If that were true, Dr. Vyas reasoned, then counteracting the parasite’s strategy should change the rat’s behavior.

He and his colleagues injected an extra supply of the molecular caps into infected rats. Some of the caps attached to the arginine vasopressin gene, and the rats became more fearful of the odor of cats.

That experiment led Dr. Vyas to see if he could make the rats behave as if they were being controlled by parasites — but without the parasites.

He and his colleagues removed molecular caps from the arginine vasopressin gene, mimicking what Toxoplasma might be doing to its hosts. The rats became reckless, feeling no fear at the whiff of cats.

“The animals looked like they were infected, even though there was no parasite around,” said Dr. Vyas.

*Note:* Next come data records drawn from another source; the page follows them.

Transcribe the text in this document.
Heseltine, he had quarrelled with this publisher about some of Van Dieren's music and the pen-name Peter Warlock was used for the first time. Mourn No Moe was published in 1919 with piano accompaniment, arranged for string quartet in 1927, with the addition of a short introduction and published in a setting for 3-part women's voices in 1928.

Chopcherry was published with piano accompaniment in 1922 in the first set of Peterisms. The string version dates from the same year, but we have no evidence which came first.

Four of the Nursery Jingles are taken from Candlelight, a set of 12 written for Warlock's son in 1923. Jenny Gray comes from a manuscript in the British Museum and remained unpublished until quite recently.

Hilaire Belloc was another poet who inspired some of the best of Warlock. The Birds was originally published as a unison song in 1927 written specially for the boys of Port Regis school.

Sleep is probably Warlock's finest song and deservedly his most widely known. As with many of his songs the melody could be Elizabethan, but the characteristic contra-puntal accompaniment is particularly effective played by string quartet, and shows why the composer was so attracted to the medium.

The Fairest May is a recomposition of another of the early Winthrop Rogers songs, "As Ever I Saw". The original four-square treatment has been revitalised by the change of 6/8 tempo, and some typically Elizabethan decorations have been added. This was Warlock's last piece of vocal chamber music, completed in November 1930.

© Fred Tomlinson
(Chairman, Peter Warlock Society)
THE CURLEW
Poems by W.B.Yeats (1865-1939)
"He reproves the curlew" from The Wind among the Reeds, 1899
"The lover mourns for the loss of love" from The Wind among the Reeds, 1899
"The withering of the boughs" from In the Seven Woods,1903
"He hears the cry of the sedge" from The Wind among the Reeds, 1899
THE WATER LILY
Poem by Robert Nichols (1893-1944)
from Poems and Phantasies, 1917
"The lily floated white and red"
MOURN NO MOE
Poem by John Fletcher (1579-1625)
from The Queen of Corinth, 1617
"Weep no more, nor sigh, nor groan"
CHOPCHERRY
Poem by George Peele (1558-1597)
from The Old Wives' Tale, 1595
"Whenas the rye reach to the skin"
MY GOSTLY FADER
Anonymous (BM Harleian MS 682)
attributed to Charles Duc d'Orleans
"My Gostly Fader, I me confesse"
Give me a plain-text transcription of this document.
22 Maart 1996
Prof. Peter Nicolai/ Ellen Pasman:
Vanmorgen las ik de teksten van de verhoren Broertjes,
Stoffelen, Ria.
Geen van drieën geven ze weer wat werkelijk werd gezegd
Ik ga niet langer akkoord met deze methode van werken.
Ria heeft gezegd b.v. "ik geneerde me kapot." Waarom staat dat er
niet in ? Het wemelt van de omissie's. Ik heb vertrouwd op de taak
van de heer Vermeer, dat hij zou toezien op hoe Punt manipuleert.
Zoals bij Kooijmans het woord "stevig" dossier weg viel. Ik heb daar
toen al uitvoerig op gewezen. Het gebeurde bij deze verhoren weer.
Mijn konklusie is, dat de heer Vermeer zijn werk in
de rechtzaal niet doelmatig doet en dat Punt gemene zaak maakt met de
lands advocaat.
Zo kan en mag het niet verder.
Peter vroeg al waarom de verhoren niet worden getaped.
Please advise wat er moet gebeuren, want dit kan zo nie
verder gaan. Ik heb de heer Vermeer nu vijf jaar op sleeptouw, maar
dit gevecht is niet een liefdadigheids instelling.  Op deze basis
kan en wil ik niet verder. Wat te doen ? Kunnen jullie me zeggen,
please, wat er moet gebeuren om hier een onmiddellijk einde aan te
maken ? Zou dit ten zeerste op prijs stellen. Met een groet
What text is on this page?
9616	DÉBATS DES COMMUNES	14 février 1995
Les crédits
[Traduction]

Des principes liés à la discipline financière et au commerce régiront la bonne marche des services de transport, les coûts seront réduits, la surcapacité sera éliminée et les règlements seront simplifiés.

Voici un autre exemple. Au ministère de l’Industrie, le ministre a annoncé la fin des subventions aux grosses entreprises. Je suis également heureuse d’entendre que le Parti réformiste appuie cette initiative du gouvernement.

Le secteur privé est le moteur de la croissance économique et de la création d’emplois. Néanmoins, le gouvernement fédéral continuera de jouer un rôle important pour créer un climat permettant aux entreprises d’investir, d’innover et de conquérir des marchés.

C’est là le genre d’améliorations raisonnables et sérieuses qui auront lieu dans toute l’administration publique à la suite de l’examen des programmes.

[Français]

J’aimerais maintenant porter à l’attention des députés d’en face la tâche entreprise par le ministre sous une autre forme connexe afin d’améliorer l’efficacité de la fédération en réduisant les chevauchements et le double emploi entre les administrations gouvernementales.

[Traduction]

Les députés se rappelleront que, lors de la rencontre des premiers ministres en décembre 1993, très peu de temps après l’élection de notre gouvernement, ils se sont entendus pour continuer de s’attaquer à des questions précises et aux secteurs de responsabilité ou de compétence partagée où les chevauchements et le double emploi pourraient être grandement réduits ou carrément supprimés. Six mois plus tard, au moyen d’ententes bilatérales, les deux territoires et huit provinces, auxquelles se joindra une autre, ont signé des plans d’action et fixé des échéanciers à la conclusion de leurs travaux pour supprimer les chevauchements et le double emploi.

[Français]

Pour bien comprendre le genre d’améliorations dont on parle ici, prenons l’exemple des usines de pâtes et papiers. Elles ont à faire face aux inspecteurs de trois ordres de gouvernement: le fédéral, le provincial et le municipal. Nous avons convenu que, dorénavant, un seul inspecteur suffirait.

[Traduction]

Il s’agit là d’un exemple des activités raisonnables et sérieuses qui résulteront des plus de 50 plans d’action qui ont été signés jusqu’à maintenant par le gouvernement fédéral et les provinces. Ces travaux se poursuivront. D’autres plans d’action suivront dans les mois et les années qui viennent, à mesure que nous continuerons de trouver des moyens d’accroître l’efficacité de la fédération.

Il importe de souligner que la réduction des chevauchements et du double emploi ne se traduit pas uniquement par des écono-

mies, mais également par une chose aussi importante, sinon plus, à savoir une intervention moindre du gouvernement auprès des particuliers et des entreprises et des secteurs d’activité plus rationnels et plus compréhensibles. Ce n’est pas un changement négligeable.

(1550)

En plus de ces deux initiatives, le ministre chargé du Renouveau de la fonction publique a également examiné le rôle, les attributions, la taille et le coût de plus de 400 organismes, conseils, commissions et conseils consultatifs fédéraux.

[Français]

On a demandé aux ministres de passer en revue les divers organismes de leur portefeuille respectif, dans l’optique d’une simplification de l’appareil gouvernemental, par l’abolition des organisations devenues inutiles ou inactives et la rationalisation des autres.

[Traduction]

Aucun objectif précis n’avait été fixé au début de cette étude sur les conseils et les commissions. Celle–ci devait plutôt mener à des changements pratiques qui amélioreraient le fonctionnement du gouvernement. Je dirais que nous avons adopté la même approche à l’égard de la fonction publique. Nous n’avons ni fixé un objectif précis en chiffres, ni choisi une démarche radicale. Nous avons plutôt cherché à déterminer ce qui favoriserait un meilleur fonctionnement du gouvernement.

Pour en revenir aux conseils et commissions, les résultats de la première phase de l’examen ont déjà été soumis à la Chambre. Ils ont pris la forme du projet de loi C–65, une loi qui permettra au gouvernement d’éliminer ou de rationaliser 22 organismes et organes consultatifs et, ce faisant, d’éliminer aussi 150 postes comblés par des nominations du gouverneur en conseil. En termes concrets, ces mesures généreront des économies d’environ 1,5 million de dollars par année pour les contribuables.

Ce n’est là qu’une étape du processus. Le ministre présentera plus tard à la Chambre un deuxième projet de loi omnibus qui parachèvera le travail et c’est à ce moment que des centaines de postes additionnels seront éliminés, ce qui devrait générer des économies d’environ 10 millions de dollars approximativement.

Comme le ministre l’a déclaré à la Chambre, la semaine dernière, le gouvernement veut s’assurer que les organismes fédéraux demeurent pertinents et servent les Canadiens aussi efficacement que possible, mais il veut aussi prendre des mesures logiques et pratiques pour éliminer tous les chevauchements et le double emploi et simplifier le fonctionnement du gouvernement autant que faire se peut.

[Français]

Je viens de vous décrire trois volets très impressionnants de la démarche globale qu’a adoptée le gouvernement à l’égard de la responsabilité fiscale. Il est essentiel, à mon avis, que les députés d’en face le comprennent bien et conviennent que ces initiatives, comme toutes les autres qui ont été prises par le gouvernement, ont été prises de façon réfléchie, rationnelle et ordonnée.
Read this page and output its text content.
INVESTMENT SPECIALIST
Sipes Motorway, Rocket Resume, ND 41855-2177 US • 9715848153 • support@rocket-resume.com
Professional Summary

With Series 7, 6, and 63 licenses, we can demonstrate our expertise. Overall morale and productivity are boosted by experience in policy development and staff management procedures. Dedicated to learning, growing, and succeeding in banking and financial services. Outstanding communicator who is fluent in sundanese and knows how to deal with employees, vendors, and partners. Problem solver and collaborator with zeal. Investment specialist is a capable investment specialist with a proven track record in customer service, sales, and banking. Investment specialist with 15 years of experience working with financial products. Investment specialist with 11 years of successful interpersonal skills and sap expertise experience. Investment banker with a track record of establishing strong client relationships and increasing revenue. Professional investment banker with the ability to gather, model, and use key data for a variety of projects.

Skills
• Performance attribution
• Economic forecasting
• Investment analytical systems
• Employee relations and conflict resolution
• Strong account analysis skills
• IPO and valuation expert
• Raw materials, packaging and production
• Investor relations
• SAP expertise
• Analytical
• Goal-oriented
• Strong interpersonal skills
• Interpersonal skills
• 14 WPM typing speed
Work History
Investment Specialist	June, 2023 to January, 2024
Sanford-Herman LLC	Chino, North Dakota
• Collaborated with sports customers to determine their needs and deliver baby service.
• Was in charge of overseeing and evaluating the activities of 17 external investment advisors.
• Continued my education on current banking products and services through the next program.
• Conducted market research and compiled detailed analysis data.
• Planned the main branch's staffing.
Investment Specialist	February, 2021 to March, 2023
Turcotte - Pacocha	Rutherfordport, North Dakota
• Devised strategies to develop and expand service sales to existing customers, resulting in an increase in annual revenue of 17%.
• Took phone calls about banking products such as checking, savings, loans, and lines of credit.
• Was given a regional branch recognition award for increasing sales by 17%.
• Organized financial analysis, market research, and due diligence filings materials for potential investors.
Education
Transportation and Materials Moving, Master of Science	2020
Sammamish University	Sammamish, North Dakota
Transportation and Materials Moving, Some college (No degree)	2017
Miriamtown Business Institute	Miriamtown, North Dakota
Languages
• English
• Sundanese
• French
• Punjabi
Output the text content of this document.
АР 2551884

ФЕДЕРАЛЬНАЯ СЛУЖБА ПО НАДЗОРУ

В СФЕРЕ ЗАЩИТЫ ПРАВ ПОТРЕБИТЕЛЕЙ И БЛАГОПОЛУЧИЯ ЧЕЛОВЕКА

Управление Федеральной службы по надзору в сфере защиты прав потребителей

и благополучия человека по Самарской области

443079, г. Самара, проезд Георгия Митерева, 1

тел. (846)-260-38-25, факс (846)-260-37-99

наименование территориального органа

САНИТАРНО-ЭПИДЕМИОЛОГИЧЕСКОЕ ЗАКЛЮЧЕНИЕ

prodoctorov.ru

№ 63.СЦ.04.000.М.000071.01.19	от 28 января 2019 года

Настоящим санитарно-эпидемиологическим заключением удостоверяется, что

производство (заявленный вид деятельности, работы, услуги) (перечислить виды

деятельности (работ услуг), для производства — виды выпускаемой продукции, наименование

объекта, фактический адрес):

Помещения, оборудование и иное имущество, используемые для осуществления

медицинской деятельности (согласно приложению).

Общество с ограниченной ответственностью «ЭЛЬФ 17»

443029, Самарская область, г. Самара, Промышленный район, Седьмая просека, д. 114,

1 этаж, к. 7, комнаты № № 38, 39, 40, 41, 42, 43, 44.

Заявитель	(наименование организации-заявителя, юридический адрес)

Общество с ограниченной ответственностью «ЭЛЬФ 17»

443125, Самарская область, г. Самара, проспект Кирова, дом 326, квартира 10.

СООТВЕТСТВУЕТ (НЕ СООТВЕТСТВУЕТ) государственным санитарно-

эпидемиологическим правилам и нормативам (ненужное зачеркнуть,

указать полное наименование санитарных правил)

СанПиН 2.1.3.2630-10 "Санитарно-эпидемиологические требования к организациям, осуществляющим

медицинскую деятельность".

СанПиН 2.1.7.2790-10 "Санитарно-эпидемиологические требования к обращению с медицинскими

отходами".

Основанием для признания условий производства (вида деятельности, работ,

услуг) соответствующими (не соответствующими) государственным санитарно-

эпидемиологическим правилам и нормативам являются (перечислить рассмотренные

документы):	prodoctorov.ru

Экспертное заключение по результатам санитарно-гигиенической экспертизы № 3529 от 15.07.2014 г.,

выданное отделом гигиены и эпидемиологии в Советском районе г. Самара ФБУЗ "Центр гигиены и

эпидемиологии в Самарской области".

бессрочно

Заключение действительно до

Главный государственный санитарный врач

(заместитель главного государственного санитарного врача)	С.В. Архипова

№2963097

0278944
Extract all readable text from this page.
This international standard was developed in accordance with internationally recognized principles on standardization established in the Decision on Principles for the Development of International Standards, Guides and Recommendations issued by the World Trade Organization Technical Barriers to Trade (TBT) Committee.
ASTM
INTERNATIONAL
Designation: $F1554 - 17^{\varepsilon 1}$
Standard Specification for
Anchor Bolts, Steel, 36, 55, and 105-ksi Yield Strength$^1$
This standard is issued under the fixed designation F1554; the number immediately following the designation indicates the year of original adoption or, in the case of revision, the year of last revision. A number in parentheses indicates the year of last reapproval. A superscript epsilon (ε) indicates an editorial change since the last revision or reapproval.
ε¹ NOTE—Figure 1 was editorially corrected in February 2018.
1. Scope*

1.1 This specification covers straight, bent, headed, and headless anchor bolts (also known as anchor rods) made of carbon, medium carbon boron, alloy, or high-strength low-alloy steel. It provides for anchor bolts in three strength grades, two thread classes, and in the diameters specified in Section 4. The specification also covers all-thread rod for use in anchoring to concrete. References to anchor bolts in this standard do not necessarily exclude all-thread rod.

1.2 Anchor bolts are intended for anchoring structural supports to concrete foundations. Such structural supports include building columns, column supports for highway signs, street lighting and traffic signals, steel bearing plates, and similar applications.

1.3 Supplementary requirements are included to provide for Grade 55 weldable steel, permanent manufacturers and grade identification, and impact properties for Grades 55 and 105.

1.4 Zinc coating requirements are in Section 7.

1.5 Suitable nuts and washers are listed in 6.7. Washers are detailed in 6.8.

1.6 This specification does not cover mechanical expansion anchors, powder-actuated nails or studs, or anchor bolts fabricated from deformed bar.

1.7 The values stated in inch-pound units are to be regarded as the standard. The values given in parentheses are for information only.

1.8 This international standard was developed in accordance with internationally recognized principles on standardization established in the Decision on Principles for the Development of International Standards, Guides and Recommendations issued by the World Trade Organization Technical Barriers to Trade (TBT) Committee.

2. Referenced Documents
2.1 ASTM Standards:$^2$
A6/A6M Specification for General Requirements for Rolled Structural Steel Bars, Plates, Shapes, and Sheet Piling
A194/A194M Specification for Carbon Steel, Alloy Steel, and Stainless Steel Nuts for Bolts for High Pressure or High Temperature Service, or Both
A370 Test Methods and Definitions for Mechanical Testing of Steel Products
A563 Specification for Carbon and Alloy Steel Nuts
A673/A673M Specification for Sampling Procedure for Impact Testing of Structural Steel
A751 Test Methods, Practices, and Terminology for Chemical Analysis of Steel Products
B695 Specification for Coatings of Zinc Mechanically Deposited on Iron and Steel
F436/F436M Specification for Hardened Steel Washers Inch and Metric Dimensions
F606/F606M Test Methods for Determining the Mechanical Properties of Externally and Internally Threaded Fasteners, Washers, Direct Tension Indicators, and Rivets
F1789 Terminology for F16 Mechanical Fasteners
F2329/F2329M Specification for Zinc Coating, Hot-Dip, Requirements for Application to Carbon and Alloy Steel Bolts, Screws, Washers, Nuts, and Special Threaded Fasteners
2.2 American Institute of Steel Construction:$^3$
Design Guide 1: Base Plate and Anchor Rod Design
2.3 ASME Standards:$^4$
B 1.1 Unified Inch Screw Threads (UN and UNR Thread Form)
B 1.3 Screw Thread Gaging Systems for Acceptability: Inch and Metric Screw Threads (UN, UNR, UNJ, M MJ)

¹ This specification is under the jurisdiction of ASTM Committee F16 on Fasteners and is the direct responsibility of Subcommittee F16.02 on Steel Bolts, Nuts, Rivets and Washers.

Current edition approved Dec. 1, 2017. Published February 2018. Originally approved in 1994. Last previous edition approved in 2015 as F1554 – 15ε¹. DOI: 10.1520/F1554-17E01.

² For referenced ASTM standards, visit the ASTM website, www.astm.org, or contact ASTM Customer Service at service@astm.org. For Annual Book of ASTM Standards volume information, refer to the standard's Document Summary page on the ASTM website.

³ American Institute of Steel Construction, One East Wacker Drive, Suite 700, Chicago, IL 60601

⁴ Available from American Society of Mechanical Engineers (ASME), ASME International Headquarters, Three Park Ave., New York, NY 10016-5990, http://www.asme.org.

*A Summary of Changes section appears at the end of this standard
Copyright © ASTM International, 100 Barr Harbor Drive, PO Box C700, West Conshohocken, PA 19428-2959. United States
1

“I think they could be on to something interesting,” said Michael Eisen, a biologist at the University of California, Berkeley, who has researched Toxoplasma in mice and was not involved in the new study. But he thought more experiments would have to be done to make a compelling case that the parasites really are using methylation to control their hosts.

Kami Kim of Albert Einstein College of Medicine, who also was not involved in the study, was more enthusiastic about the research. She also suggested that the strategy may be not be uncommon. In a review published this spring in the American Journal of Pathology, Dr. Kim and her colleagues survey a number of species that may use methylation to turn host genes on and off.

The bacteria that cause leprosy, for example, invade certain kinds of neurons and change some of their molecular caps. This methylation causes the neurons to change into stem cells much like those in an embryo. In this new state, the infected cells leave the nervous system and migrate through the body, spreading the bacteria with them.

“It looks like it will be a general strategy used by pathogens,” said Dr. Kim.